Ergonomic line-by-line transcription of scanned text.
GNU Affero General Public License v3.0
47 stars 11 forks source link

Integration of a help page/popup (for beginners) #6

Closed LetschM closed 8 years ago

LetschM commented 8 years ago

It would be nice to have some kind of help site or popup because most of the texts include some special characters like diacritics, crosses etc. which have to be typed manually by using Unicode or by copy/paste out of a character map (e.g. open office). In order to not have to look up how to type those signs in secondary resources every time they occur, a little lookup section could help. It could maybe look somehow like the example below: help-popup

LetschM commented 8 years ago

I could write a little manual, which can maybe somehow be integrated

zuphilip commented 8 years ago

I could also imagine to have a web-keyboard with these special characters which is above the website e.g. in the lower part:

sonderzeichen

If you would click on the image of a special character then this character is inserted in the textbox where the cursor is at the moment.

Maybe with the possibility to switch the web-keyboard on and off.

kba commented 8 years ago

We're starting to collect the letters for the help in the wiki in a formalized way, so we can scrape that page and generate help pages/contextual help

@stweil @zuphilip Does the process / the variables I set up in the wiki there make sense for you?

zuphilip commented 8 years ago

Some remarks:

zuphilip commented 8 years ago

Actually, Base Letter is also not clear for me: "A List of related letters, available in ASCII or Unicode (e.g. the unaccented version)". Well, then I can also directly write Æ (Unicode) or A, E, AE (ASCII). Moreover, it might be that the Unicode representation exists, e.g. ꝰ but this stands for something different, e.g. is, s.

IMO there some different things where it is important to say exactly what we are doing: a) Using the ASCII alphabet, or b) using the Unicode alphabet. Then we can either 1) use exactly the same letter of this alphabet (we might train these special letters for an ocr), or 2) transcribe it with the usual letter(s) of this alphabet (that is what the final user would like to see in the end).
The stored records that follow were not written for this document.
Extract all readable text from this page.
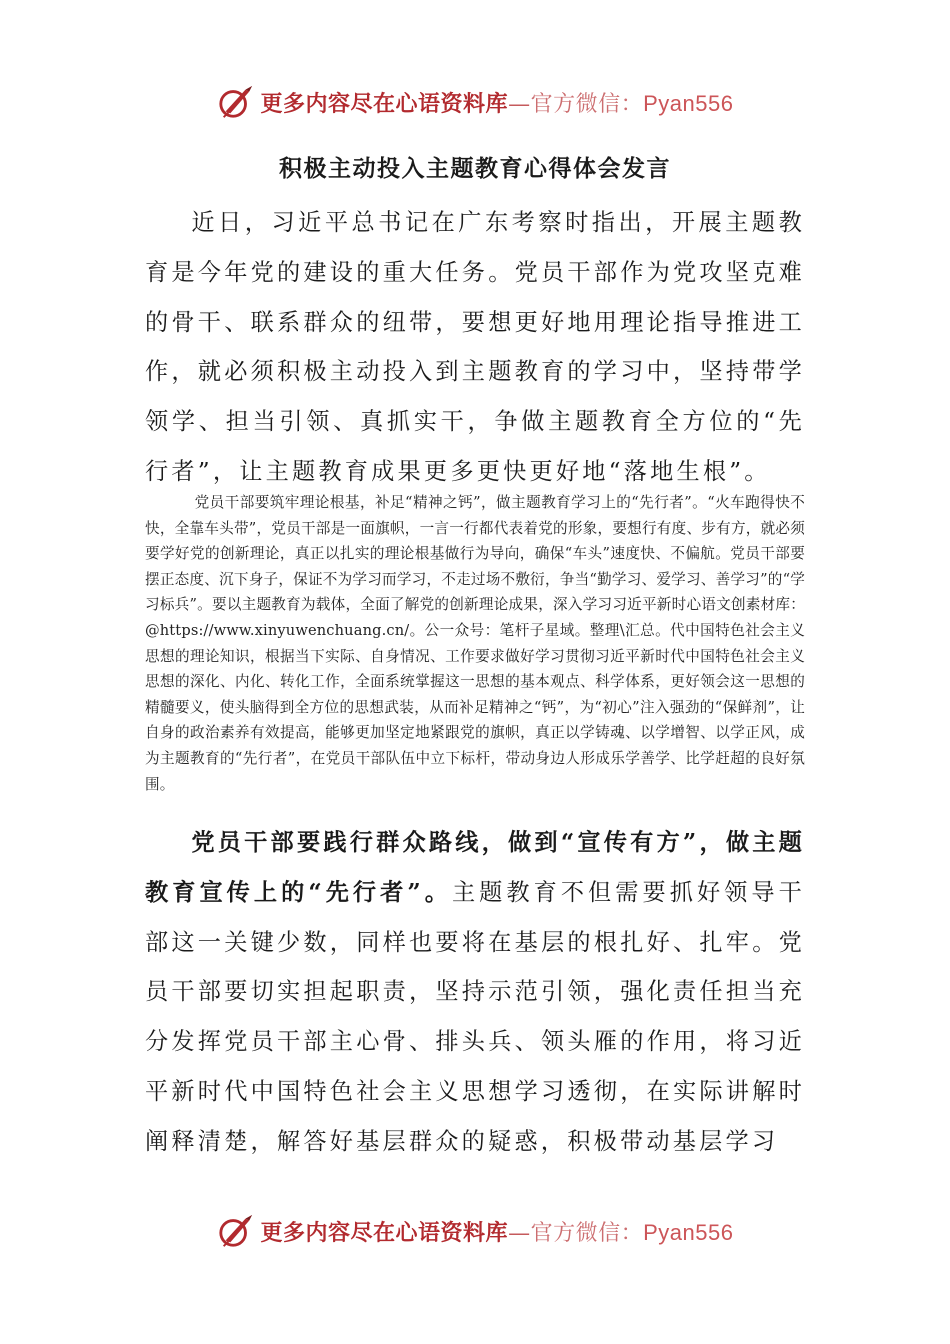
更多内容尽在心语资料库—官方微信：Pyan556
积极主动投入主题教育心得体会发言

近日，习近平总书记在广东考察时指出，开展主题教育是今年党的建设的重大任务。党员干部作为党攻坚克难的骨干、联系群众的纽带，要想更好地用理论指导推进工作，就必须积极主动投入到主题教育的学习中，坚持带学领学、担当引领、真抓实干，争做主题教育全方位的“先行者”，让主题教育成果更多更快更好地“落地生根”。

党员干部要筑牢理论根基，补足“精神之钙”，做主题教育学习上的“先行者”。“火车跑得快不快，全靠车头带”，党员干部是一面旗帜，一言一行都代表着党的形象，要想行有度、步有方，就必须要学好党的创新理论，真正以扎实的理论根基做行为导向，确保“车头”速度快、不偏航。党员干部要摆正态度、沉下身子，保证不为学习而学习，不走过场不敷衍，争当“勤学习、爱学习、善学习”的“学习标兵”。要以主题教育为载体，全面了解党的创新理论成果，深入学习习近平新时心语文创素材库：@https://www.xinyuwenchuang.cn/。公一众号：笔杆子星域。整理\汇总。代中国特色社会主义思想的理论知识，根据当下实际、自身情况、工作要求做好学习贯彻习近平新时代中国特色社会主义思想的深化、内化、转化工作，全面系统掌握这一思想的基本观点、科学体系，更好领会这一思想的精髓要义，使头脑得到全方位的思想武装，从而补足精神之“钙”，为“初心”注入强劲的“保鲜剂”，让自身的政治素养有效提高，能够更加坚定地紧跟党的旗帜，真正以学铸魂、以学增智、以学正风，成为主题教育的“先行者”，在党员干部队伍中立下标杆，带动身边人形成乐学善学、比学赶超的良好氛围。

党员干部要践行群众路线，做到“宣传有方”，做主题教育宣传上的“先行者”。主题教育不但需要抓好领导干部这一关键少数，同样也要将在基层的根扎好、扎牢。党员干部要切实担起职责，坚持示范引领，强化责任担当充分发挥党员干部主心骨、排头兵、领头雁的作用，将习近平新时代中国特色社会主义思想学习透彻，在实际讲解时阐释清楚，解答好基层群众的疑惑，积极带动基层学习

更多内容尽在心语资料库—官方微信：Pyan556
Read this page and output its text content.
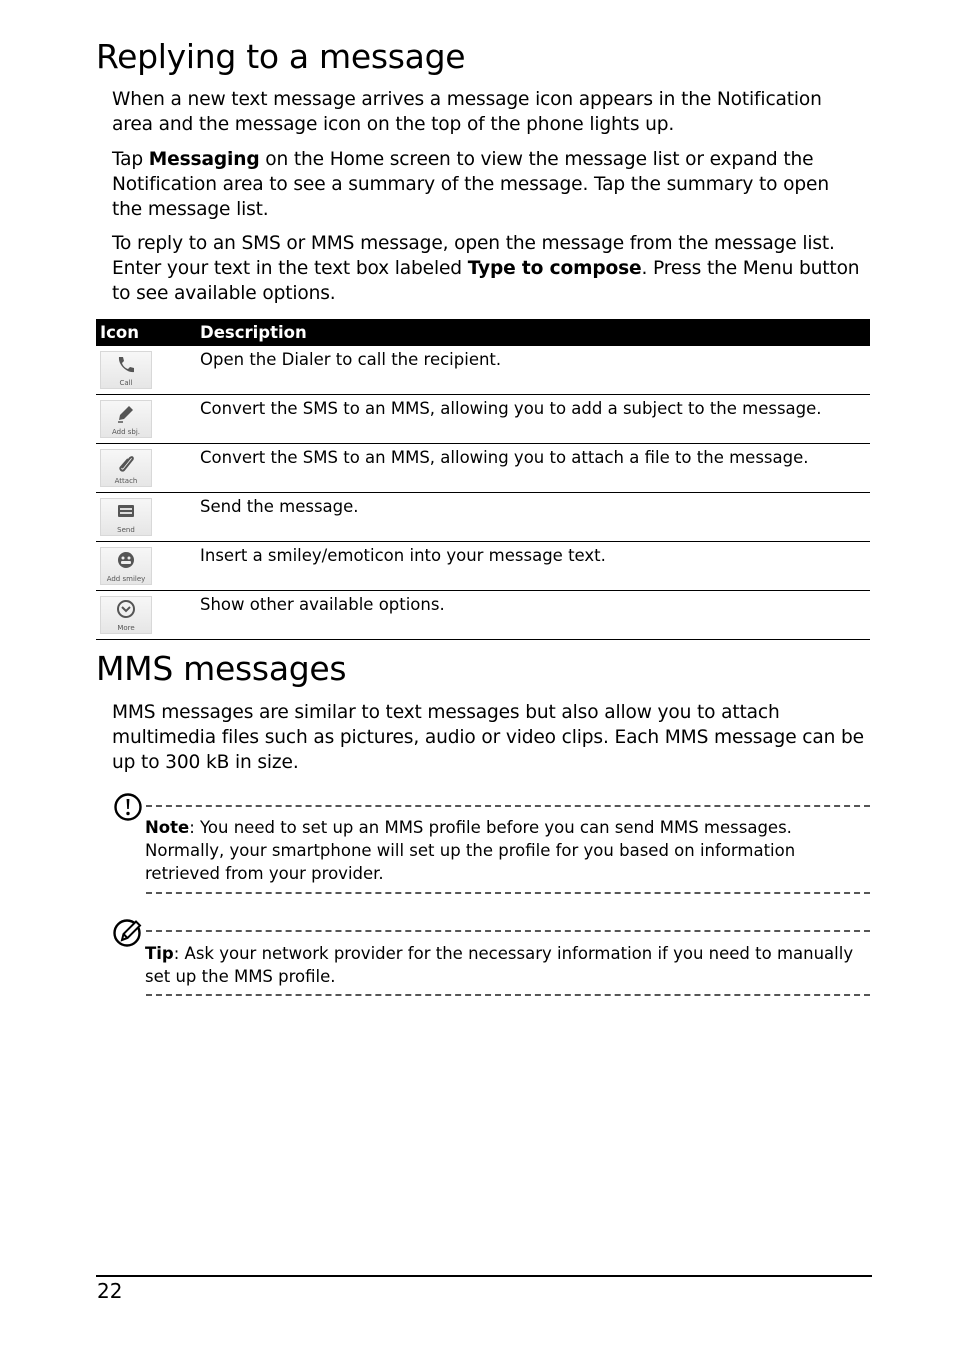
Replying to a message

When a new text message arrives a message icon appears in the Notification area and the message icon on the top of the phone lights up.

Tap Messaging on the Home screen to view the message list or expand the Notification area to see a summary of the message. Tap the summary to open the message list.

To reply to an SMS or MMS message, open the message from the message list. Enter your text in the text box labeled Type to compose. Press the Menu button to see available options.

Icon	Description

Call	Open the Dialer to call the recipient.

Add sbj.	Convert the SMS to an MMS, allowing you to add a subject to the message.

Attach	Convert the SMS to an MMS, allowing you to attach a file to the message.

Send	Send the message.

Add smiley	Insert a smiley/emoticon into your message text.

More	Show other available options.
MMS messages

MMS messages are similar to text messages but also allow you to attach multimedia files such as pictures, audio or video clips. Each MMS message can be up to 300 kB in size.

Note: You need to set up an MMS profile before you can send MMS messages. Normally, your smartphone will set up the profile for you based on information retrieved from your provider.
Tip: Ask your network provider for the necessary information if you need to manually set up the MMS profile.
22
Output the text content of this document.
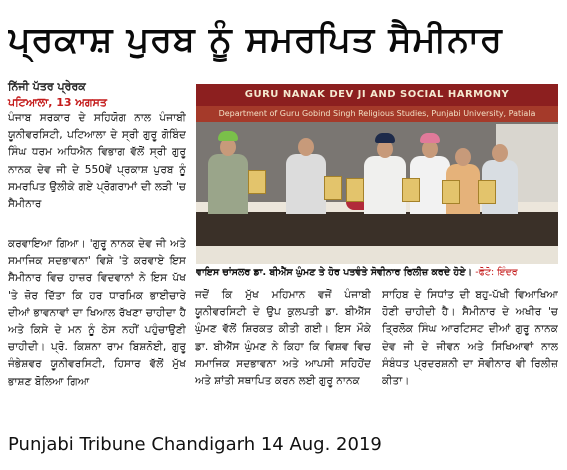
ਪ੍ਰਕਾਸ਼ ਪੁਰਬ ਨੂੰ ਸਮਰਪਿਤ ਸੈਮੀਨਾਰ
ਨਿੱਜੀ ਪੱਤਰ ਪ੍ਰੇਰਕ
ਪਟਿਆਲਾ, 13 ਅਗਸਤ
ਪੰਜਾਬ ਸਰਕਾਰ ਦੇ ਸਹਿਯੋਗ ਨਾਲ ਪੰਜਾਬੀ ਯੂਨੀਵਰਸਿਟੀ, ਪਟਿਆਲਾ ਦੇ ਸ੍ਰੀ ਗੁਰੂ ਗੋਬਿੰਦ ਸਿੰਘ ਧਰਮ ਅਧਿਐਨ ਵਿਭਾਗ ਵੱਲੋਂ ਸ੍ਰੀ ਗੁਰੂ ਨਾਨਕ ਦੇਵ ਜੀ ਦੇ 550ਵੇਂ ਪ੍ਰਕਾਸ਼ ਪੁਰਬ ਨੂੰ ਸਮਰਪਿਤ ਉਲੀਕੇ ਗਏ ਪ੍ਰੋਗਰਾਮਾਂ ਦੀ ਲੜੀ 'ਚ ਸੈਮੀਨਾਰ
ਕਰਵਾਇਆ ਗਿਆ। 'ਗੁਰੂ ਨਾਨਕ ਦੇਵ ਜੀ ਅਤੇ ਸਮਾਜਿਕ ਸਦਭਾਵਨਾ' ਵਿਸ਼ੇ 'ਤੇ ਕਰਵਾਏ ਇਸ ਸੈਮੀਨਾਰ ਵਿਚ ਹਾਜ਼ਰ ਵਿਦਵਾਨਾਂ ਨੇ ਇਸ ਪੱਖ 'ਤੇ ਜ਼ੋਰ ਦਿੱਤਾ ਕਿ ਹਰ ਧਾਰਮਿਕ ਭਾਈਚਾਰੇ ਦੀਆਂ ਭਾਵਨਾਵਾਂ ਦਾ ਖਿਆਲ ਰੱਖਣਾ ਚਾਹੀਦਾ ਹੈ ਅਤੇ ਕਿਸੇ ਦੇ ਮਨ ਨੂੰ ਠੇਸ ਨਹੀਂ ਪਹੁੰਚਾਉਣੀ ਚਾਹੀਦੀ। ਪ੍ਰੋ. ਕਿਸ਼ਨਾ ਰਾਮ ਬਿਸ਼ਨੋਈ, ਗੁਰੂ ਜੰਭੇਸ਼ਵਰ ਯੂਨੀਵਰਸਿਟੀ, ਹਿਸਾਰ ਵੱਲੋਂ ਮੁੱਖ ਭਾਸ਼ਣ ਬੋਲਿਆ ਗਿਆ
GURU NANAK DEV JI AND SOCIAL HARMONY
Department of Guru Gobind Singh Religious Studies, Punjabi University, Patiala
ਵਾਇਸ ਚਾਂਸਲਰ ਡਾ. ਬੀਐੱਸ ਘੁੰਮਣ ਤੇ ਹੋਰ ਪਤਵੰਤੇ ਸੋਵੀਨਾਰ ਰਿਲੀਜ਼ ਕਰਦੇ ਹੋਏ। -ਫੋਟੋ: ਇੰਦਰ
ਜਦੋਂ ਕਿ ਮੁੱਖ ਮਹਿਮਾਨ ਵਜੋਂ ਪੰਜਾਬੀ ਯੂਨੀਵਰਸਿਟੀ ਦੇ ਉਪ ਕੁਲਪਤੀ ਡਾ. ਬੀਐੱਸ ਘੁੰਮਣ ਵੱਲੋਂ ਸ਼ਿਰਕਤ ਕੀਤੀ ਗਈ। ਇਸ ਮੌਕੇ ਡਾ. ਬੀਐੱਸ ਘੁੰਮਣ ਨੇ ਕਿਹਾ ਕਿ ਵਿਸ਼ਵ ਵਿਚ ਸਮਾਜਿਕ ਸਦਭਾਵਨਾ ਅਤੇ ਆਪਸੀ ਸਹਿਹੋਂਦ ਅਤੇ ਸ਼ਾਂਤੀ ਸਥਾਪਿਤ ਕਰਨ ਲਈ ਗੁਰੂ ਨਾਨਕ
ਸਾਹਿਬ ਦੇ ਸਿਧਾਂਤ ਦੀ ਬਹੁ-ਪੱਖੀ ਵਿਆਖਿਆ ਹੋਣੀ ਚਾਹੀਦੀ ਹੈ। ਸੈਮੀਨਾਰ ਦੇ ਅਖੀਰ 'ਚ ਤ੍ਰਿਲੋਕ ਸਿੰਘ ਆਰਟਿਸਟ ਦੀਆਂ ਗੁਰੂ ਨਾਨਕ ਦੇਵ ਜੀ ਦੇ ਜੀਵਨ ਅਤੇ ਸਿਖਿਆਵਾਂ ਨਾਲ ਸੰਬੰਧਤ ਪ੍ਰਦਰਸ਼ਨੀ ਦਾ ਸੋਵੀਨਾਰ ਵੀ ਰਿਲੀਜ਼ ਕੀਤਾ।
Punjabi Tribune Chandigarh 14 Aug. 2019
I guess it makes sense to make out here exactly two reasonable possibilities: a2 and b1.

Thus instead of Transliteration and Base Letter, I propose something like

Moreover, Transcription should be required but the representation might not exists. The hex code can be calculated from the representation and might not be needed separately.

LetschM commented 8 years ago

Do I see it right when I say the transcription is only relevant for ligatures, as diacritics should always be used like they are in the original? I added the unicode hex codes in a variable because you could in some cases need to type the letters manually (e.g. something with trema (except ö,ä,ü), for I dont know how to type an i with two points with the keyboard). IF we have something like a keyboard (like recommended above by Philipp) where we can just drag the letter into the text, then there's no problem. But as long as there is no such function, some characters best an fastest can be typed by strg+shift+u+xxxx.

kba commented 8 years ago

About Base Letter: My idea was, for diacritics (a with dots or accents) and scribal abbreviation (dashed q etc.), it's easy to input the letter these are based on (a, q) and then get a list of pertinent weird characters. Once clicking one of those characters, the Transliteration is copied to the input in question.

zuphilip commented 8 years ago

... but Base Letter can currently also be Unicode (according to the explanation in the wiki) and therefore we can also use letters with diacritics directly.

kba commented 8 years ago

The links to the pictures will afterwards change it seems unstable to link to a branch which we may delete in the future.

This is not a problem, the reference to ocr-characters can be replaced with Search&Replace once references get merged to master. The export script might pull the images as well.

Base Letter can currently also be Unicode (according to the explanation in the wiki)

Just to be clear here, I see two goals for this set: 1) Make it easy for the person transcribing a page to input weird glyphs. 2) The OCR engine training the right transliteration

1) should focus on the needs of transcribers which, for now, use a German 105-IBM keyboard layout. They have access to characters like Ä but not Æ. If they select A in an input box, both Ä and Æ should be proposed. Try searching for A in this page in Chrome to see what I mean, it ill highlight both Ä an Æ.

2) Should be the transliteration that we want the OCR engine to train. In most cases this will be a 1:1 mapping to Unicode (Ä), in other cases it might be a 1:n mapping (splitting Æ to AE) or an n:1 mapping (ſs to ß).

The hex code can be calculated ...

The transliteration should be exactly what we want the OCR engine to train. I see no reason to use hex codes here, unless we have problems with the wiki engine mangling Unicode or such. Otherwise this should indeed be the exact string the OCR engine should recognize encountering the glyph.